Hi Jin,
I think that I always do your steps 3,4 in the opposite order: Restart
slurmctld, then slurmd on nodes:
> 3. Restart the slurmd on all nodes
> 4. Restart the slurmctld
Since you run a very old Slurm 15.08, perhaps you should upgrade 15.08
-> 16.05 -> 17.02. Soon there will be a 17.11. FYI: I wrote some notes
about upgrading:
https://wiki.fysik.dtu.dk/niflheim/Slurm_installation#upgrading-slurm
/Ole
On 10/23/2017 02:55 PM, JinSung Kang wrote:
Hi
Thanks everyone for your response. I have also tested my setup to remove
nodes from the cluster, and the same thing happens.
*To answer some of the previous questions.*
"Node compute004 appears to have a different slurm.conf than the
slurmctld" error comes up when I replace slurm.conf in all the devices,
but it goes away when I restart slurmctld.

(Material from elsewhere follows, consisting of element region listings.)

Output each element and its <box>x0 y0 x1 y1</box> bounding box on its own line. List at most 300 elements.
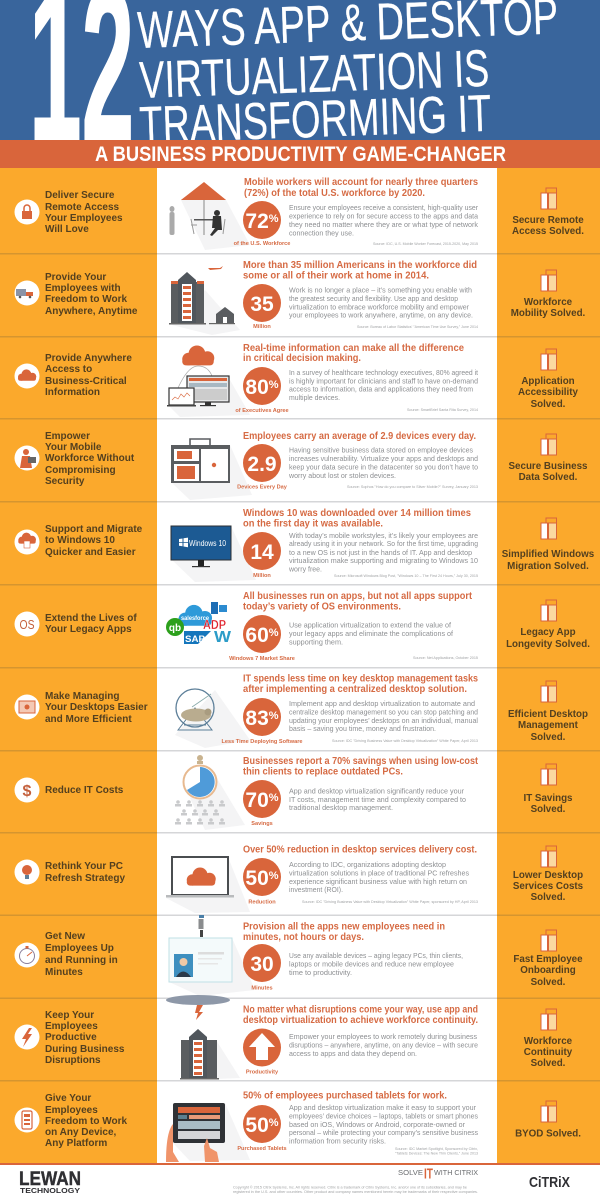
stat circle with up arrow <box>243 1028 281 1066</box>
stat circle 83% <box>243 698 281 736</box>
left heading: Employees <box>45 1105 98 1116</box>
stat circle 50%: % <box>269 1117 279 1129</box>
body text: traditional desktop management. <box>289 803 393 812</box>
source: Source: Bureau of Labor Statistics' "American Time Use Survey," June 2014 <box>357 325 478 329</box>
body text: With today’s mobile workstyles, it’s likely your employees are <box>289 531 478 540</box>
body text <box>289 620 454 646</box>
stat label: of Executives Agree <box>235 408 289 414</box>
headline: Real-time information can make all the difference <box>243 343 464 354</box>
body text: virtualization solutions in place of traditional PC refreshes <box>289 868 469 878</box>
body text: Having sensitive business data stored on employee devices <box>289 446 473 454</box>
stat circle 30: 30 <box>250 953 274 976</box>
body text: updating your employees’ desktops on an individual, manual <box>289 716 478 725</box>
stat circle 50% <box>243 858 281 896</box>
footer <box>0 1163 600 1195</box>
body text: virtualization to embrace workforce mobility and empower <box>289 302 470 311</box>
body text: Ensure your employees receive a consistent, high-quality user <box>289 203 479 212</box>
right caption: Lower Desktop <box>513 870 583 881</box>
left heading <box>45 431 135 487</box>
body text: based on iOS, Windows or Android, corporate-owned or <box>289 1120 466 1129</box>
left heading: Employees Up <box>45 943 114 954</box>
body text <box>289 203 479 238</box>
left icon: stopwatch <box>14 942 40 968</box>
body text: According to IDC, organizations adopting desktop <box>289 860 446 869</box>
stat label: Productivity <box>246 1070 279 1076</box>
body text <box>289 951 463 977</box>
stat circle 35: 35 <box>250 293 274 316</box>
left icon: dollar: $ <box>23 783 32 800</box>
copyright: registered in the U.S. and other countries. Other product and company names mentioned herein may be trademarks of their respective companies. <box>233 1190 478 1194</box>
headline <box>243 756 478 778</box>
headline: Employees carry an average of 2.9 devices every day. <box>243 431 476 442</box>
row 8: IT costs <box>14 755 573 827</box>
left heading: Employees with <box>45 283 121 294</box>
right icon <box>541 1009 556 1030</box>
body text: basis – saving you time, money and frustration. <box>289 724 436 733</box>
body text: disruptions – anywhere, anytime, on any device – with secure <box>289 1040 478 1050</box>
subtitle band: A BUSINESS PRODUCTIVITY GAME-CHANGER <box>95 143 506 166</box>
right caption: Solved. <box>531 804 566 815</box>
tagline <box>398 1166 478 1182</box>
stat circle 30 <box>243 944 281 982</box>
row 3: critical information <box>14 343 578 414</box>
left heading: Employees <box>45 1021 98 1032</box>
headline <box>243 260 477 282</box>
Lewan logo: LEWAN <box>19 1169 81 1190</box>
right caption: Mobility Solved. <box>511 308 586 319</box>
right caption: Efficient Desktop <box>508 709 588 720</box>
right caption: Secure Remote <box>512 215 584 226</box>
headline <box>243 591 472 612</box>
body text: virtualization make supporting and migrating to Windows 10 <box>289 556 478 565</box>
body text: time to productivity. <box>289 968 352 977</box>
body text <box>288 446 478 480</box>
source: Source: IDC "Driving Business Value with Desktop Virtualization" White Paper, April 2013 <box>332 739 478 743</box>
left heading <box>45 190 123 235</box>
headline: today’s variety of OS environments. <box>243 602 401 612</box>
right caption <box>508 709 588 743</box>
left heading <box>45 691 148 725</box>
body text: Empower your employees to work remotely during business <box>289 1032 477 1041</box>
left heading: Your Employees <box>45 213 123 224</box>
left heading: Any Platform <box>45 1138 107 1149</box>
headline: Over 50% reduction in desktop services delivery cost. <box>243 844 477 856</box>
right caption <box>513 870 584 903</box>
body text: IT costs, management time and complexity compared to <box>289 795 466 804</box>
stat circle 83%: % <box>269 710 279 722</box>
headline: 50% of employees purchased tablets for work. <box>243 1090 447 1102</box>
body text: the greatest security and flexibility. Use app and desktop <box>289 294 458 303</box>
right icon <box>541 681 556 702</box>
left icon: cloud upload <box>14 530 40 554</box>
body text: employees’ device choices – laptops, tablets or smart phones <box>289 1112 478 1120</box>
body text: keep your data secure in the datacenter so you don’t have to <box>289 462 478 472</box>
left heading: Provide Anywhere <box>45 353 132 364</box>
body text <box>289 368 478 402</box>
body text: experience significant business value with high return on <box>289 877 467 886</box>
stat circle 14 <box>243 532 281 570</box>
left icon: lightning <box>14 1024 40 1050</box>
row 2: mobility <box>14 260 586 330</box>
body text: Work is no longer a place – it’s something you enable with <box>289 286 472 294</box>
right caption <box>512 215 584 237</box>
stat label: Minutes <box>251 986 273 992</box>
tagline: IT <box>424 1166 433 1182</box>
body text: investment (ROI). <box>289 885 343 894</box>
right caption: Solved. <box>531 892 566 903</box>
illustration: storm and building <box>166 995 230 1080</box>
right caption: Solved. <box>531 1058 566 1069</box>
right icon <box>541 518 556 539</box>
row 10: onboarding <box>14 915 583 992</box>
illustration: windows monitor <box>171 526 231 567</box>
row 6: legacy apps <box>14 591 590 662</box>
illustration: ID badge <box>169 915 232 982</box>
left heading: Anywhere, Anytime <box>45 306 138 317</box>
right caption: Accessibility <box>518 387 578 398</box>
stat circle 50% <box>243 1105 281 1143</box>
right caption: Solved. <box>531 732 566 743</box>
left heading <box>45 861 125 884</box>
source: Source: IDC "Driving Business Value with Desktop Virtualization" White Paper, sponsored by HP, April 2013 <box>302 900 478 904</box>
left heading: Extend the Lives of <box>45 613 137 624</box>
right icon <box>541 846 556 867</box>
body text <box>288 531 478 574</box>
stat label: Purchased Tablets <box>237 1146 287 1152</box>
left heading <box>45 1093 127 1149</box>
right caption <box>518 376 578 410</box>
right caption: Access Solved. <box>512 226 584 237</box>
tagline: WITH CITRIX <box>434 1168 478 1177</box>
left icon: moving truck <box>14 280 40 306</box>
stat label: Million <box>253 324 271 330</box>
headline <box>243 1004 478 1026</box>
left heading: Minutes <box>45 967 83 978</box>
right caption: Secure Business <box>509 461 588 472</box>
left icon: OS: OS <box>20 617 35 632</box>
source <box>395 1147 478 1156</box>
header banner <box>0 0 600 188</box>
stat label: Windows 7 Market Share <box>229 656 295 662</box>
right icon <box>541 764 556 785</box>
right icon <box>541 188 556 209</box>
source: Source: IDC Market Spotlight, Sponsored by Citrix, <box>395 1147 478 1151</box>
left heading: Productive <box>45 1032 97 1043</box>
left icon: light bulb <box>14 860 40 884</box>
left heading: Information <box>45 387 100 398</box>
headline: Provision all the apps new employees need in <box>243 922 445 932</box>
left heading: on Any Device, <box>45 1127 117 1138</box>
stat circle 80%: 80 <box>245 376 269 399</box>
left heading: Reduce IT Costs <box>45 785 124 796</box>
illustration: app logos: salesforce <box>181 615 209 622</box>
body text: Use application virtualization to extend the value of <box>289 620 452 630</box>
right caption: Solved. <box>531 399 566 410</box>
stat circle 60% <box>243 615 281 653</box>
left heading: Will Love <box>45 224 89 235</box>
Lewan logo: TECHNOLOGY <box>20 1188 80 1195</box>
right caption <box>524 1036 573 1069</box>
right caption: Legacy App <box>520 627 576 638</box>
illustration: app logos: qb <box>169 623 181 634</box>
right caption: Migration Solved. <box>507 561 589 572</box>
left icon: dollar <box>14 778 40 802</box>
body text: worry free. <box>288 564 322 574</box>
left heading: Rethink Your PC <box>45 861 123 872</box>
body text <box>289 786 466 812</box>
body text: information from security risks. <box>289 1136 386 1146</box>
left heading: Your Legacy Apps <box>45 624 132 635</box>
right icon <box>541 1101 556 1122</box>
stat circle 60%: % <box>269 627 279 639</box>
right caption <box>506 627 590 650</box>
stat circle 83%: 83 <box>245 707 269 730</box>
right caption: Continuity <box>524 1047 573 1058</box>
headline: No matter what disruptions come your way, use app and <box>243 1004 478 1016</box>
body text: access to information, data and applications they need from <box>289 384 473 394</box>
left heading: and Running in <box>45 955 118 966</box>
headline: All businesses run on apps, but not all apps support <box>243 591 472 602</box>
right icon <box>541 600 556 621</box>
stat circle 50%: % <box>269 870 279 882</box>
row 7: managing desktops <box>14 674 588 745</box>
left icon: cloud <box>14 364 40 388</box>
stat circle 70%: 70 <box>245 789 269 812</box>
headline: (72%) of the total U.S. workforce by 2020. <box>244 188 425 199</box>
right caption: Data Solved. <box>519 472 578 483</box>
headline <box>243 922 445 943</box>
body text: centralize desktop management so you can stop patching and <box>289 708 478 716</box>
right caption <box>513 954 583 988</box>
right caption <box>502 549 595 572</box>
body text <box>289 1032 478 1058</box>
right icon <box>541 349 556 370</box>
stat label: Reduction <box>248 900 276 906</box>
body text: multiple devices. <box>289 393 340 402</box>
headline: minutes, not hours or days. <box>243 932 364 943</box>
left heading <box>45 1010 125 1066</box>
body text: worry about lost or stolen devices. <box>288 471 396 480</box>
left heading: Provide Your <box>45 272 106 283</box>
stat label: of the U.S. Workforce <box>234 241 290 247</box>
row 12: BYOD <box>14 1090 581 1162</box>
source: Source: Net Applications, October 2015 <box>413 656 478 660</box>
left heading: Give Your <box>45 1093 91 1104</box>
right caption: Onboarding <box>520 965 576 976</box>
right caption <box>524 793 573 815</box>
left heading: Remote Access <box>45 202 120 213</box>
body text <box>289 1103 478 1146</box>
left heading: Quicker and Easier <box>45 547 136 558</box>
illustration: laptop with cloud <box>166 857 234 898</box>
stat circle 14: 14 <box>250 541 274 564</box>
left heading: Deliver Secure <box>45 190 115 201</box>
left heading: During Business <box>45 1044 125 1055</box>
left heading <box>45 272 138 317</box>
right icon <box>541 930 556 951</box>
illustration: app logos <box>166 602 232 646</box>
stat circle 50%: 50 <box>245 1114 269 1137</box>
source: Source: Sophos "How do you compare to Silver Mobile?" Survey, January 2013 <box>347 485 478 489</box>
left heading: Your Desktops Easier <box>45 702 148 713</box>
left heading: Get New <box>45 931 85 942</box>
source: Source: Microsoft Windows Blog Post, "Windows 10 – The First 24 Hours," July 30, 2015 <box>334 574 478 578</box>
subtitle band <box>0 140 600 168</box>
right caption: Workforce <box>524 297 573 308</box>
body text: to a new OS is not just in the hands of IT. App and desktop <box>289 548 472 557</box>
body text: increases vulnerability. Virtualize your apps and desktops and <box>289 454 478 463</box>
left icon: OS <box>14 612 40 636</box>
stat circle 80% <box>243 367 281 405</box>
left heading <box>45 613 137 635</box>
left heading: Workforce Without <box>45 453 135 464</box>
right icon <box>541 270 556 291</box>
left icon: lock <box>14 200 40 224</box>
illustration: windows monitor: Windows 10 <box>189 538 226 548</box>
copyright <box>233 1186 478 1194</box>
left icon: banknote <box>14 694 40 720</box>
stat circle 72%: % <box>269 213 279 225</box>
right caption: Workforce <box>524 1036 573 1047</box>
left icon: worker with laptop <box>14 446 40 470</box>
headline: thin clients to replace outdated PCs. <box>243 766 403 778</box>
left heading: Freedom to Work <box>45 294 127 305</box>
left heading: Keep Your <box>45 1010 94 1021</box>
tagline: SOLVE <box>398 1168 423 1177</box>
copyright: Copyright © 2015 Citrix Systems, Inc. All rights reserved. Citrix is a trademark of Citrix Systems, Inc. and/or one of its subsidiaries, and may be <box>233 1186 467 1190</box>
row 5: windows 10 <box>14 508 595 579</box>
row 1: secure remote access <box>14 177 584 247</box>
headline <box>244 177 478 199</box>
stat circle 72% <box>243 201 281 239</box>
left heading: Compromising <box>45 465 116 476</box>
headline: some or all of their work at home in 2014. <box>243 270 429 282</box>
left heading: Make Managing <box>45 691 119 702</box>
headline: desktop virtualization to achieve workforce continuity. <box>243 1015 478 1026</box>
body text: already using it in your network. So for the first time, upgrading <box>289 539 478 548</box>
body text: is highly important for clinicians and staff to have on-demand <box>289 376 478 386</box>
right caption <box>511 297 586 319</box>
source: Source: SmartBrief Santa Rita Survey, 2014 <box>407 408 478 412</box>
right caption: BYOD Solved. <box>515 1128 581 1140</box>
right caption: Longevity Solved. <box>506 639 590 650</box>
source: "Tablets Devices: The New Thin Clients," June 2013 <box>395 1152 478 1156</box>
right caption: Solved. <box>531 977 566 988</box>
body text: App and desktop virtualization significantly reduce your <box>289 786 465 796</box>
headline: Windows 10 was downloaded over 14 million times <box>243 508 471 519</box>
headline <box>243 674 478 695</box>
right caption: Management <box>518 720 579 731</box>
stat circle 2.9 <box>243 444 281 482</box>
headline <box>243 343 464 364</box>
left heading: Freedom to Work <box>45 1116 127 1127</box>
left icon: phone <box>14 1108 40 1132</box>
stat circle 50%: 50 <box>245 867 269 890</box>
stat circle 72%: 72 <box>245 210 269 233</box>
body text: they need no matter where they are or what type of network <box>289 220 478 229</box>
left heading <box>45 524 143 558</box>
right caption: Services Costs <box>513 881 584 892</box>
body text: connection they use. <box>289 228 354 238</box>
body text <box>289 860 469 894</box>
left heading: Support and Migrate <box>45 524 143 535</box>
body text: In a survey of healthcare technology executives, 80% agreed it <box>289 368 478 377</box>
illustration: app logos: SAP <box>185 634 206 645</box>
headline: Mobile workers will account for nearly three quarters <box>244 177 478 188</box>
body text: your employees to work anywhere, anytime, on any device. <box>289 311 473 320</box>
illustration: briefcase <box>171 439 230 483</box>
stat label: Devices Every Day <box>237 484 288 490</box>
illustration: app logos: ADP <box>203 617 226 632</box>
illustration: cloud and devices <box>167 345 229 406</box>
left heading: Your Mobile <box>45 442 102 453</box>
illustration: stopwatch and people <box>175 755 225 824</box>
body text: Use any available devices – aging legacy PCs, thin clients, <box>289 951 463 960</box>
body text: Implement app and desktop virtualization to automate and <box>289 699 475 708</box>
stat label: Less Time Deploying Software <box>221 739 303 745</box>
body text <box>289 699 478 733</box>
left heading: and More Efficient <box>45 714 132 725</box>
stat circle 80%: % <box>269 379 279 391</box>
row 9: PC refresh <box>14 844 584 906</box>
stat label: Savings <box>251 821 273 827</box>
headline: IT spends less time on key desktop management tasks <box>243 674 478 684</box>
left heading <box>45 931 118 978</box>
right caption <box>509 461 588 483</box>
left heading: Security <box>45 476 85 487</box>
body text <box>289 286 473 320</box>
right caption: Application <box>521 376 575 387</box>
illustration: hamster wheel <box>176 689 214 730</box>
Citrix logo: CiTRiX <box>529 1174 570 1191</box>
right caption: Fast Employee <box>513 954 583 965</box>
left heading: Refresh Strategy <box>45 873 125 884</box>
left heading: Business-Critical <box>45 376 127 387</box>
illustration: office and home <box>169 266 235 324</box>
stat circle 70%: % <box>269 792 279 804</box>
left heading: Access to <box>45 364 92 375</box>
headline: after implementing a centralized desktop solution. <box>243 684 467 695</box>
stat circle 70% <box>243 780 281 818</box>
right icon <box>541 434 556 455</box>
left heading <box>45 353 132 398</box>
stat label: Million <box>253 573 271 579</box>
headline: in critical decision making. <box>243 353 361 364</box>
row 11: continuity <box>14 995 573 1080</box>
stat circle 2.9: 2.9 <box>247 453 277 476</box>
left heading: Disruptions <box>45 1055 101 1066</box>
body text: personal – while protecting your company’s sensitive business <box>289 1128 478 1137</box>
stat circle 60%: 60 <box>245 624 269 647</box>
left heading: to Windows 10 <box>45 535 115 546</box>
stat circle 35 <box>243 284 281 322</box>
body text: your legacy apps and eliminate the complications of <box>289 629 454 638</box>
body text: experience to rely on for secure access to the apps and data <box>289 212 479 220</box>
row 4: secure business data <box>14 431 588 490</box>
body text: supporting them. <box>289 638 343 646</box>
headline: More than 35 million Americans in the workforce did <box>243 260 477 271</box>
source: Source: IDC, U.S. Mobile Worker Forecast, 2015-2020, May 2015 <box>373 242 478 246</box>
right caption: IT Savings <box>524 793 573 804</box>
left heading: Empower <box>45 431 90 442</box>
headline <box>243 508 471 530</box>
illustration: tablet in hands <box>166 1103 225 1162</box>
right caption: Simplified Windows <box>502 549 595 560</box>
body text: access to apps and data they depend on. <box>289 1049 417 1058</box>
body text: App and desktop virtualization make it easy to support your <box>289 1103 477 1112</box>
illustration: app logos: W <box>214 629 232 646</box>
headline: Businesses report a 70% savings when using low-cost <box>243 756 478 767</box>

slurm version that I'm running is slurm 15.08.7
I've included the slurm.conf rather than slurmdbd.conf.
Cheers,
Jin
On Mon, Oct 23, 2017 at 8:25 AM Ole Holm Nielsen
<[email protected] <mailto:Ole.H.Nhttps://wiki.fysik.dtu.dk/niflheim/Slurm_installation#[email protected]>> wrote:
Hi Jin,
Your slurmctld.log says "Node compute004 appears to have a different
slurm.conf than the slurmctld" etc. This will happen if you didn't copy
correctly the slurm.conf to the nodes. Please correct this
potential error.
Also, please specify which version of Slurm you're running.
/Ole
On 10/22/2017 08:44 PM, JinSung Kang wrote:
> I am having trouble with adding new nodes into slurm cluster without
> killing the jobs that are currently running.
>
> Right now I
>
> 1. Update the slurm.conf and add a new node to it
> 2. Copy new slurm.conf to all the nodes,
> 3. Restart the slurmd on all nodes
> 4. Restart the slurmctld
>
> But when I restart slurmctld all the jobs that were currently running
> are requeued (Begin Time) as reason for not running. The new
added node
> works perfectly fine.
>
> I've included the slurm.conf. I've also included slurmctld.log output
> when I'm trying to add the new node.